Tree Ring Science

What do the trees tell you?

There is a secret history of the Earth, hidden inside of trees. Did you know that tree rings are as accurate as a calendar? That tree rings are better than a calender at tracing the weather patterns and climate changes of the past, based on how they affected the tree rings growth? We knew, in the back of our heads, that tree rings represented the age of tress, but that was about as far as our knowledge went, so we turned to Google.

How do scientists use tree rings to create accurate maps of history? Dendrochronology . We think it is fascinating to think about the fact that you can accurately date a tree based on the number of rings inside of it. You can tell how high or low a nearby river was year to year based on the rings characteristics. If there was a specific climatological event one year (say a drought, a flood, a fire), every tree that got through it will have a ring that shows that event.


Where are the 80's?


What is it good for?

Tree rings can be used to reliably date pieces of art from antiquity. Lots of old paintings were either painted on wood or at least the canvas was attached to a wooden frame. If either of those are the case, then dendrochronologists can x-ray the wood and study it to determine its age (this can also determine whether or not an art piece is a fake or not; if it dates to too early or late, then it may be an imposter).

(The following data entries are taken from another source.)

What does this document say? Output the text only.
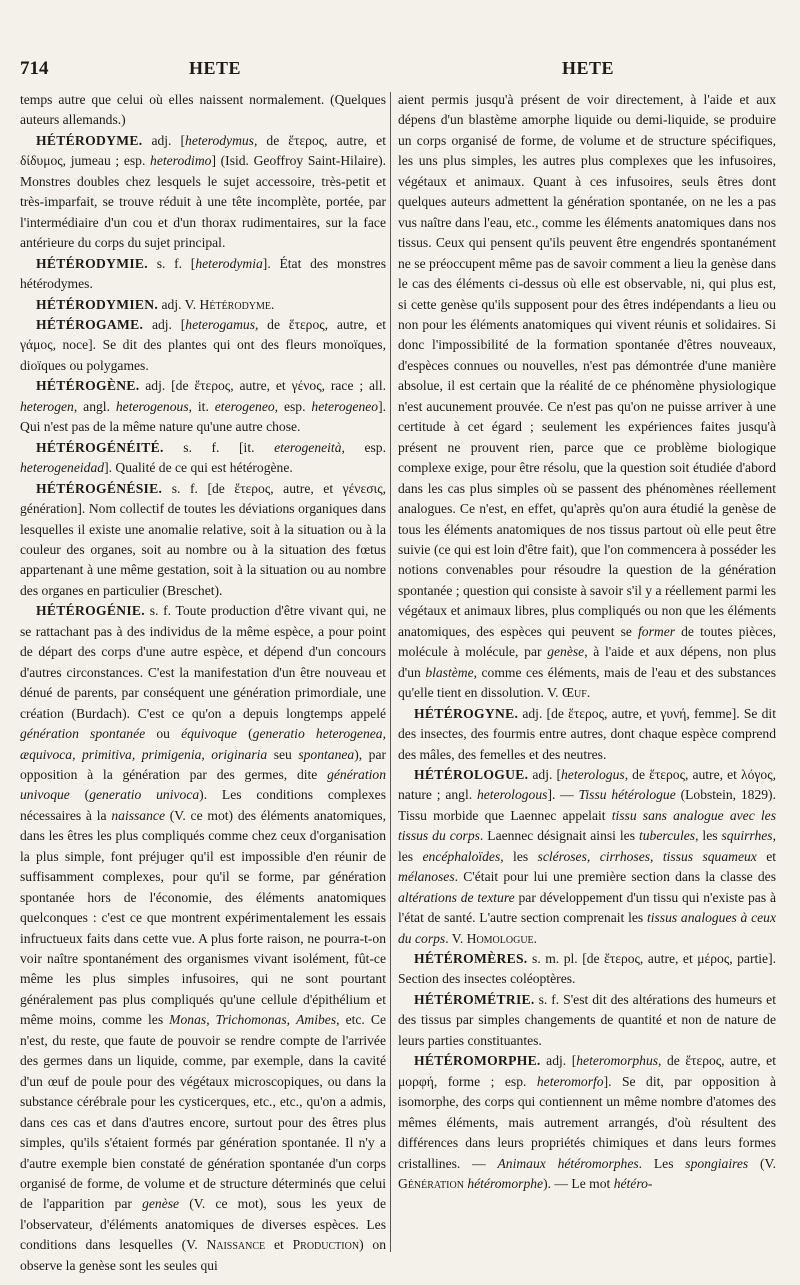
714	HETE	HETE

temps autre que celui où elles naissent normalement. (Quelques auteurs allemands.)

HÉTÉRODYME. adj. [heterodymus, de ἕτερος, autre, et δίδυμος, jumeau ; esp. heterodimo] (Isid. Geoffroy Saint-Hilaire). Monstres doubles chez lesquels le sujet accessoire, très-petit et très-imparfait, se trouve réduit à une tête incomplète, portée, par l'intermédiaire d'un cou et d'un thorax rudimentaires, sur la face antérieure du corps du sujet principal.

HÉTÉRODYMIE. s. f. [heterodymia]. État des monstres hétérodymes.

HÉTÉRODYMIEN. adj. V. Hétérodyme.

HÉTÉROGAME. adj. [heterogamus, de ἕτερος, autre, et γάμος, noce]. Se dit des plantes qui ont des fleurs monoïques, dioïques ou polygames.

HÉTÉROGÈNE. adj. [de ἕτερος, autre, et γένος, race ; all. heterogen, angl. heterogenous, it. eterogeneo, esp. heterogeneo]. Qui n'est pas de la même nature qu'une autre chose.

HÉTÉROGÉNÉITÉ. s. f. [it. eterogeneità, esp. heterogeneidad]. Qualité de ce qui est hétérogène.

HÉTÉROGÉNÉSIE. s. f. [de ἕτερος, autre, et γένεσις, génération]. Nom collectif de toutes les déviations organiques dans lesquelles il existe une anomalie relative, soit à la situation ou à la couleur des organes, soit au nombre ou à la situation des fœtus appartenant à une même gestation, soit à la situation ou au nombre des organes en particulier (Breschet).

HÉTÉROGÉNIE. s. f. Toute production d'être vivant qui, ne se rattachant pas à des individus de la même espèce, a pour point de départ des corps d'une autre espèce, et dépend d'un concours d'autres circonstances. C'est la manifestation d'un être nouveau et dénué de parents, par conséquent une génération primordiale, une création (Burdach). C'est ce qu'on a depuis longtemps appelé génération spontanée ou équivoque (generatio heterogenea, æquivoca, primitiva, primigenia, originaria seu spontanea), par opposition à la génération par des germes, dite génération univoque (generatio univoca). Les conditions complexes nécessaires à la naissance (V. ce mot) des éléments anatomiques, dans les êtres les plus compliqués comme chez ceux d'organisation la plus simple, font préjuger qu'il est impossible d'en réunir de suffisamment complexes, pour qu'il se forme, par génération spontanée hors de l'économie, des éléments anatomiques quelconques : c'est ce que montrent expérimentalement les essais infructueux faits dans cette vue. A plus forte raison, ne pourra-t-on voir naître spontanément des organismes vivant isolément, fût-ce même les plus simples infusoires, qui ne sont pourtant généralement pas plus compliqués qu'une cellule d'épithélium et même moins, comme les Monas, Trichomonas, Amibes, etc. Ce n'est, du reste, que faute de pouvoir se rendre compte de l'arrivée des germes dans un liquide, comme, par exemple, dans la cavité d'un œuf de poule pour des végétaux microscopiques, ou dans la substance cérébrale pour les cysticerques, etc., etc., qu'on a admis, dans ces cas et dans d'autres encore, surtout pour des êtres plus simples, qu'ils s'étaient formés par génération spontanée. Il n'y a d'autre exemple bien constaté de génération spontanée d'un corps organisé de forme, de volume et de structure déterminés que celui de l'apparition par genèse (V. ce mot), sous les yeux de l'observateur, d'éléments anatomiques de diverses espèces. Les conditions dans lesquelles (V. Naissance et Production) on observe la genèse sont les seules qui

aient permis jusqu'à présent de voir directement, à l'aide et aux dépens d'un blastème amorphe liquide ou demi-liquide, se produire un corps organisé de forme, de volume et de structure spécifiques, les uns plus simples, les autres plus complexes que les infusoires, végétaux et animaux. Quant à ces infusoires, seuls êtres dont quelques auteurs admettent la génération spontanée, on ne les a pas vus naître dans l'eau, etc., comme les éléments anatomiques dans nos tissus. Ceux qui pensent qu'ils peuvent être engendrés spontanément ne se préoccupent même pas de savoir comment a lieu la genèse dans le cas des éléments ci-dessus où elle est observable, ni, qui plus est, si cette genèse qu'ils supposent pour des êtres indépendants a lieu ou non pour les éléments anatomiques qui vivent réunis et solidaires. Si donc l'impossibilité de la formation spontanée d'êtres nouveaux, d'espèces connues ou nouvelles, n'est pas démontrée d'une manière absolue, il est certain que la réalité de ce phénomène physiologique n'est aucunement prouvée. Ce n'est pas qu'on ne puisse arriver à une certitude à cet égard ; seulement les expériences faites jusqu'à présent ne prouvent rien, parce que ce problème biologique complexe exige, pour être résolu, que la question soit étudiée d'abord dans les cas plus simples où se passent des phénomènes réellement analogues. Ce n'est, en effet, qu'après qu'on aura étudié la genèse de tous les éléments anatomiques de nos tissus partout où elle peut être suivie (ce qui est loin d'être fait), que l'on commencera à posséder les notions convenables pour résoudre la question de la génération spontanée ; question qui consiste à savoir s'il y a réellement parmi les végétaux et animaux libres, plus compliqués ou non que les éléments anatomiques, des espèces qui peuvent se former de toutes pièces, molécule à molécule, par genèse, à l'aide et aux dépens, non plus d'un blastème, comme ces éléments, mais de l'eau et des substances qu'elle tient en dissolution. V. Œuf.

HÉTÉROGYNE. adj. [de ἕτερος, autre, et γυνή, femme]. Se dit des insectes, des fourmis entre autres, dont chaque espèce comprend des mâles, des femelles et des neutres.

HÉTÉROLOGUE. adj. [heterologus, de ἕτερος, autre, et λόγος, nature ; angl. heterologous]. — Tissu hétérologue (Lobstein, 1829). Tissu morbide que Laennec appelait tissu sans analogue avec les tissus du corps. Laennec désignait ainsi les tubercules, les squirrhes, les encéphaloïdes, les scléroses, cirrhoses, tissus squameux et mélanoses. C'était pour lui une première section dans la classe des altérations de texture par développement d'un tissu qui n'existe pas à l'état de santé. L'autre section comprenait les tissus analogues à ceux du corps. V. Homologue.

HÉTÉROMÈRES. s. m. pl. [de ἕτερος, autre, et μέρος, partie]. Section des insectes coléoptères.

HÉTÉROMÉTRIE. s. f. S'est dit des altérations des humeurs et des tissus par simples changements de quantité et non de nature de leurs parties constituantes.

HÉTÉROMORPHE. adj. [heteromorphus, de ἕτερος, autre, et μορφή, forme ; esp. heteromorfo]. Se dit, par opposition à isomorphe, des corps qui contiennent un même nombre d'atomes des mêmes éléments, mais autrement arrangés, d'où résultent des différences dans leurs propriétés chimiques et dans leurs formes cristallines. — Animaux hétéromorphes. Les spongiaires (V. Génération hétéromorphe). — Le mot hétéro-
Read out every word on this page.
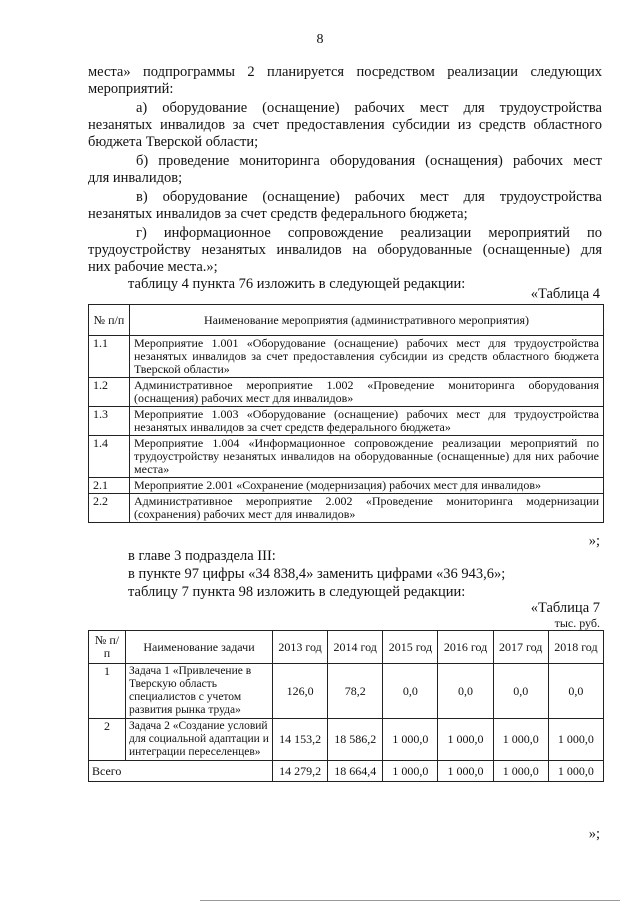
8
места» подпрограммы 2 планируется посредством реализации следующих
мероприятий:
а) оборудование (оснащение) рабочих мест для трудоустройства
незанятых инвалидов за счет предоставления субсидии из средств областного
бюджета Тверской области;
б) проведение мониторинга оборудования (оснащения) рабочих мест
для инвалидов;
в) оборудование (оснащение) рабочих мест для трудоустройства
незанятых инвалидов за счет средств федерального бюджета;
г) информационное сопровождение реализации мероприятий по
трудоустройству незанятых инвалидов на оборудованные (оснащенные) для
них рабочие места.»;
таблицу 4 пункта 76 изложить в следующей редакции:
«Таблица 4
№ п/п	Наименование мероприятия (административного мероприятия)
1.1	Мероприятие 1.001 «Оборудование (оснащение) рабочих мест для трудоустройства незанятых инвалидов за счет предоставления субсидии из средств областного бюджета Тверской области»
1.2	Административное мероприятие 1.002 «Проведение мониторинга оборудования (оснащения) рабочих мест для инвалидов»
1.3	Мероприятие 1.003 «Оборудование (оснащение) рабочих мест для трудоустройства незанятых инвалидов за счет средств федерального бюджета»
1.4	Мероприятие 1.004 «Информационное сопровождение реализации мероприятий по трудоустройству незанятых инвалидов на оборудованные (оснащенные) для них рабочие места»
2.1	Мероприятие 2.001 «Сохранение (модернизация) рабочих мест для инвалидов»
2.2	Административное мероприятие 2.002 «Проведение мониторинга модернизации (сохранения) рабочих мест для инвалидов»
»;
в главе 3 подраздела III:
в пункте 97 цифры «34 838,4» заменить цифрами «36 943,6»;
таблицу 7 пункта 98 изложить в следующей редакции:
«Таблица 7
тыс. руб.
№ п/п	Наименование задачи	2013 год	2014 год	2015 год	2016 год	2017 год	2018 год
1	Задача 1 «Привлечение в Тверскую область специалистов с учетом развития рынка труда»	126,0	78,2	0,0	0,0	0,0	0,0
2	Задача 2 «Создание условий для социальной адаптации и интеграции переселенцев»	14 153,2	18 586,2	1 000,0	1 000,0	1 000,0	1 000,0
Всего		14 279,2	18 664,4	1 000,0	1 000,0	1 000,0	1 000,0
»;
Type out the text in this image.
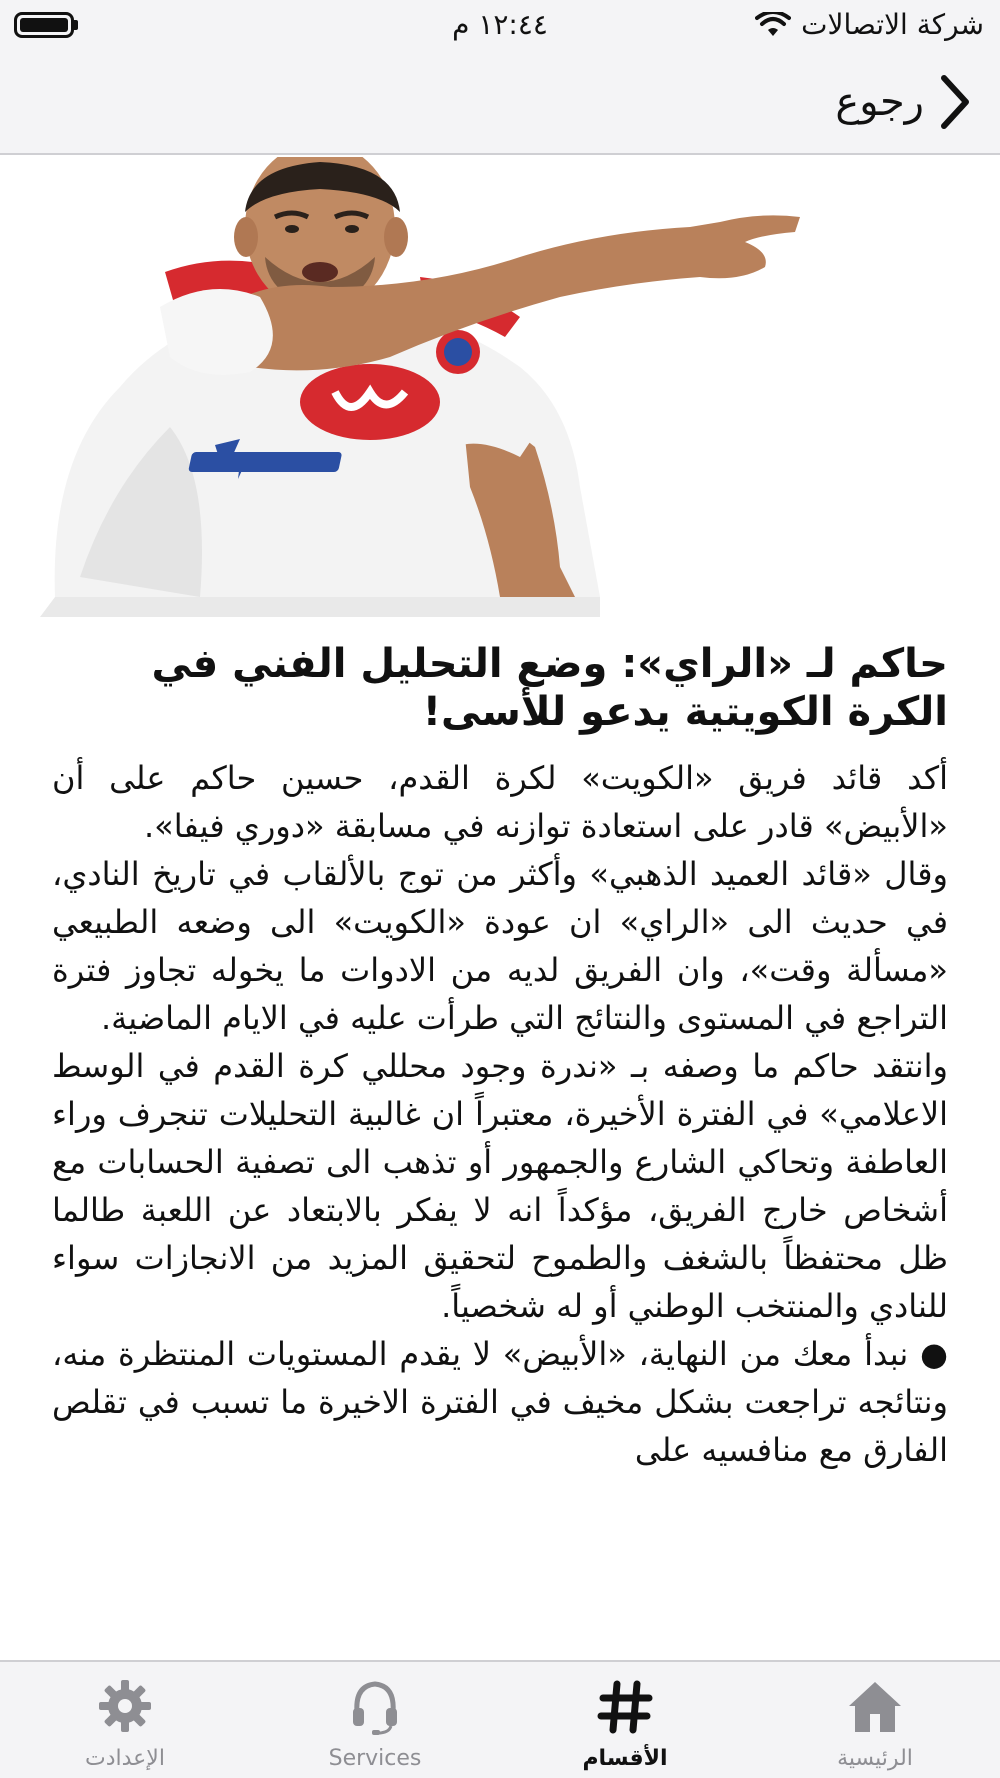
١٢:٤٤ م	شركة الاتصالات
رجوع
حاكم لـ «الراي»: وضع التحليل الفني في الكرة الكويتية يدعو للأسى!

أكد قائد فريق «الكويت» لكرة القدم، حسين حاكم على أن «الأبيض» قادر على استعادة توازنه في مسابقة «دوري فيفا».

وقال «قائد العميد الذهبي» وأكثر من توج بالألقاب في تاريخ النادي، في حديث الى «الراي» ان عودة «الكويت» الى وضعه الطبيعي «مسألة وقت»، وان الفريق لديه من الادوات ما يخوله تجاوز فترة التراجع في المستوى والنتائج التي طرأت عليه في الايام الماضية.

وانتقد حاكم ما وصفه بـ «ندرة وجود محللي كرة القدم في الوسط الاعلامي» في الفترة الأخيرة، معتبراً ان غالبية التحليلات تنجرف وراء العاطفة وتحاكي الشارع والجمهور أو تذهب الى تصفية الحسابات مع أشخاص خارج الفريق، مؤكداً انه لا يفكر بالابتعاد عن اللعبة طالما ظل محتفظاً بالشغف والطموح لتحقيق المزيد من الانجازات سواء للنادي والمنتخب الوطني أو له شخصياً.

● نبدأ معك من النهاية، «الأبيض» لا يقدم المستويات المنتظرة منه، ونتائجه تراجعت بشكل مخيف في الفترة الاخيرة ما تسبب في تقلص الفارق مع منافسيه على

الإعدادت	Services	الأقسام	الرئيسية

Stradivarius violins are the most treasured violins in the world:


Stradivarius
Antonio Stradivari, an Italian instrument maker, was born in 1644 and died in 1737. His violins are famous as being THE violin to play, and so, countless imitations have been made by instrument makers wanting to capitalize on the Stradivarius name, some going as far as marking the imitation violins as Stradivarius. Dendochronology is one of the best ways to determine the authenticity of a Stradivarius. The tree rings can date and place the location of the wood used to make the violin.
  

The implications


Realizing that an exact year is so accurately measured by a tree growing in nature seems crazy at first, considering how chaotic we tend to think nature is (storms, drought, random dispersal of plants and animals), but if you really think about it, we get our idea and measurement of a year based on patterns we observe in nature: the planets travel around the sun, night and day, the growing and harvesting of plants, the change of the seasons, etc. So our concept of time (years, calenders, etc.) is literally a map of the change and passing of objects in space, and of the life cycle of birth, growth, and death. Like tree rings. The universe spins like a clock, life is born and dies as it should, dendrochronologists count the rings in trees.